Des théologiennes dans la Commission théologique internationale

Elisabeth LacelleLe 5 décembre dernier, le pape François recevait les membres de la Commission théologique internationale qui était en session plénière à Rome. Il s’est réjoui d’une plus grande présence des femmes et a souhaité qu’elles soient encore plus nombreuses. Qu’en est-il?

La Commission théologique a été créée par Paul VI au mois d’août 1969. Ses 30 membres sont nommés par le pape sur recommandation du préfet de la Congrégation pour la doctrine de la foi à la suite d’une consultation auprès des Conférences épiscopales et des Synodes orientaux. Le choix se fait sur la base de leur excellence scientifique et de leur fidélité à l’enseignement magistériel de l’Église. La nomination vaut pour cinq ans. La Commission a terminé son huitième mandat de cinq ans le 18 juin dernier. Le 26 juillet, le pape a nommé les membres du neuvième quinquennat, soit 2014-2019.

L’objectif de la Commission, présidée par le préfet de la Congrégation pour la doctrine de la foi, est d’aider l’enseignement du Saint-Siège, dont la Congrégation elle-même, concernant des questions doctrinales importantes et d’actualité. Depuis ses débuts, elle a produit 27 documents; le dernier, publié cette année, Le sensus fidei dans la vie de l’Église.

Deux femmes y furent nommées en 2004, 35 ans après la création de la Commission. Elle sont maintenant sept sur trente membres, soit 16%. Qui sont elles? Voici les données que j’ai pu glaner.

Sara Butler est américaine, religieuse de la congrégation des Missionary Servants of the Most Blessed Trinity. Elle détient un Ph.D en théologie de Fordham University, une L.S.T. du Mundelein Seminary et une M.A. de la Catholic University of America. Professeure en théologie dogmatique au Mundelein Seminary de Chicago, elle a fait partie, depuis 1991, de commissions oecuméniques dont la Commission internationale anglicane-catholique romaine. Elle a agi comme consultante auprès du Comité épiscopal de la doctrine de la Conférence des évêques catholiques des États-Unis. Après avoir promu l’ordination des femmes au cours des années 1970, – en 1978, elle dirigeait le groupe de travail de la Catholic Theological Society of America dans cette direction – elle s’est rétractée pour prendre la défense de l’enseignement magistériel. C’est le sujet qu’elle aborde dans son livre The Catholic Priesthood : A guide to the Church’s Teaching Liturgy (2007), livre muni d’un Nihil obstat. Il lui a valu le Prix Cardinal Wright que lui attribua le Fellowship of Catholic Scholars en 2009. Benoît XVI l’a nommée experte au Synode des évêques sur La Parole de Dieu, à Rome, en 2008.

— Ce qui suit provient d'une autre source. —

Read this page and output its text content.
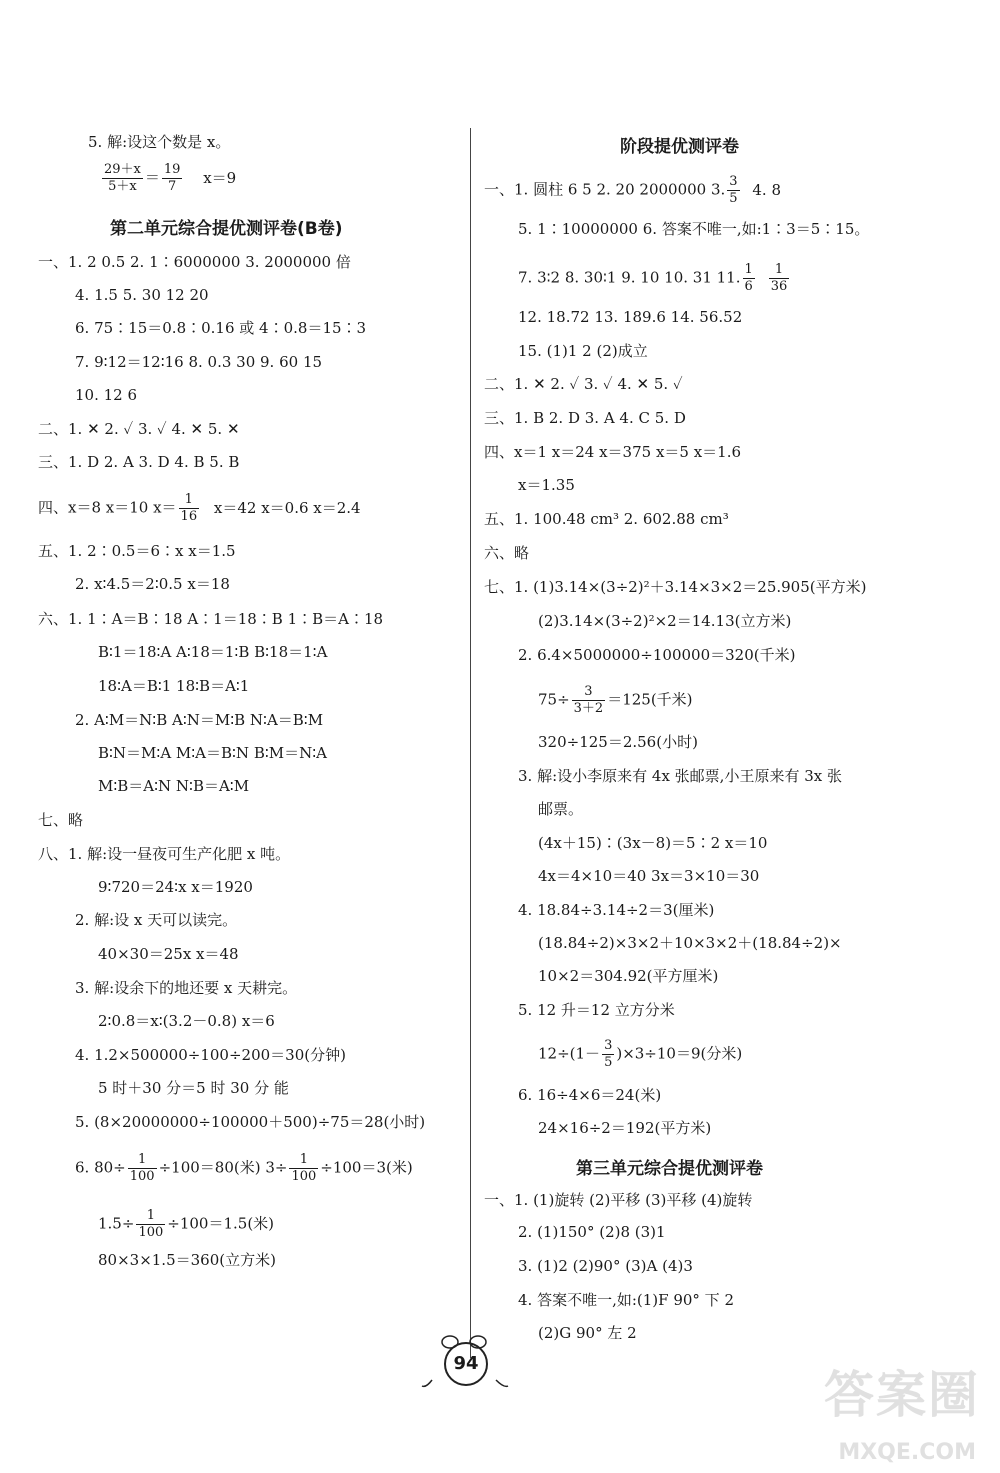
5. 解:设这个数是 x。
$\frac{29+x}{5+x} = \frac{19}{7} x=9$
第二单元综合提优测评卷(B卷)
一、1. 2 0.5 2. 1∶6000000 3. 2000000 倍
4. 1.5 5. 30 12 20
6. 75∶15＝0.8∶0.16 或 4∶0.8＝15∶3
7. 9∶12＝12∶16 8. 0.3 30 9. 60 15
10. 12 6
二、1. ✕ 2. ✓ 3. ✓ 4. ✕ 5. ✕
三、1. D 2. A 3. D 4. B 5. B
四、x＝8 x＝10 $x= \frac{1}{16} x=42$ x＝0.6 x＝2.4
五、1. 2∶0.5＝6∶x x＝1.5
2. x∶4.5＝2∶0.5 x＝18
六、1. 1∶A＝B∶18 A∶1＝18∶B 1∶B＝A∶18
B∶1＝18∶A A∶18＝1∶B B∶18＝1∶A
18∶A＝B∶1 18∶B＝A∶1
2. A∶M＝N∶B A∶N＝M∶B N∶A＝B∶M
B∶N＝M∶A M∶A＝B∶N B∶M＝N∶A
M∶B＝A∶N N∶B＝A∶M
七、略
八、1. 解:设一昼夜可生产化肥 x 吨。
9∶720＝24∶x x＝1920
2. 解:设 x 天可以读完。
40×30＝25x x＝48
3. 解:设余下的地还要 x 天耕完。
2∶0.8＝x∶(3.2－0.8) x＝6
4. 1.2×500000÷100÷200＝30(分钟)
5 时＋30 分＝5 时 30 分 能
5. (8×20000000÷100000＋500)÷75＝28(小时)
6. $80\div \frac{1}{100} \div 100=80$(米) $3\div \frac{1}{100} \div 100=3$(米)
$1.5\div \frac{1}{100} \div 100=1.5$(米)
80×3×1.5＝360(立方米)
阶段提优测评卷
一、1. 圆柱 6 5 2. 20 2000000 3. $\frac{3}{5} 4$. 8
5. 1∶10000000 6. 答案不唯一,如:1∶3＝5∶15。
7. 3∶2 8. 30∶1 9. 10 10. 31 11. $\frac{1}{6} \frac{1}{36}$
12. 18.72 13. 189.6 14. 56.52
15. (1)1 2 (2)成立
二、1. ✕ 2. ✓ 3. ✓ 4. ✕ 5. ✓
三、1. B 2. D 3. A 4. C 5. D
四、x＝1 x＝24 x＝375 x＝5 x＝1.6
x＝1.35
五、1. 100.48 cm³ 2. 602.88 cm³
六、略
七、1. (1)3.14×(3÷2)²＋3.14×3×2＝25.905(平方米)
(2)3.14×(3÷2)²×2＝14.13(立方米)
2. 6.4×5000000÷100000＝320(千米)
$75\div \frac{3}{3+2} =125$(千米)
320÷125＝2.56(小时)
3. 解:设小李原来有 4x 张邮票,小王原来有 3x 张
邮票。
(4x＋15)∶(3x－8)＝5∶2 x＝10
4x＝4×10＝40 3x＝3×10＝30
4. 18.84÷3.14÷2＝3(厘米)
(18.84÷2)×3×2＋10×3×2＋(18.84÷2)×
10×2＝304.92(平方厘米)
5. 12 升＝12 立方分米
$12\div(1- \frac{3}{5} )\times 3\div 10=9$(分米)
6. 16÷4×6＝24(米)
24×16÷2＝192(平方米)
第三单元综合提优测评卷
一、1. (1)旋转 (2)平移 (3)平移 (4)旋转
2. (1)150° (2)8 (3)1
3. (1)2 (2)90° (3)A (4)3
4. 答案不唯一,如:(1)F 90° 下 2
(2)G 90° 左 2
94
答案圈
MXQE.COM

Barbara Hallensleben est allemande, diplômée en théologie de l’Université de Münster, son habilitation obtenue à l’Université de Tübingen avec une thèse intitulée Theologie der Sendung im Ursprung bei Ignatius von Loyola und Mary Ward (1992). Elle est titulaire de la chaire de théologie dogmatique en langue allemande à l’Université de Fribourg en Suisse et membre du directoire d’études œcuméniques de Fribourg. C’est une spécialiste de l’orthodoxie, membre de la Commission internationale du dialogue entre l’Église catholique et l’Église orthodoxe. Elle a beaucoup publié dans le domaine. Lorsqu’elle fut nommée en 2004, elle a confié à Reuters que la Commission ne pouvait pas ne pas franchir ce pas vu le nombre croissant de femmes théologiennes : « Ma première réaction n’a pas été du fait qu’on me nommait en tant que femme mais la prise de conscience d’une nouvelle responsabilité par rapport à la vie théologique de l’Église ».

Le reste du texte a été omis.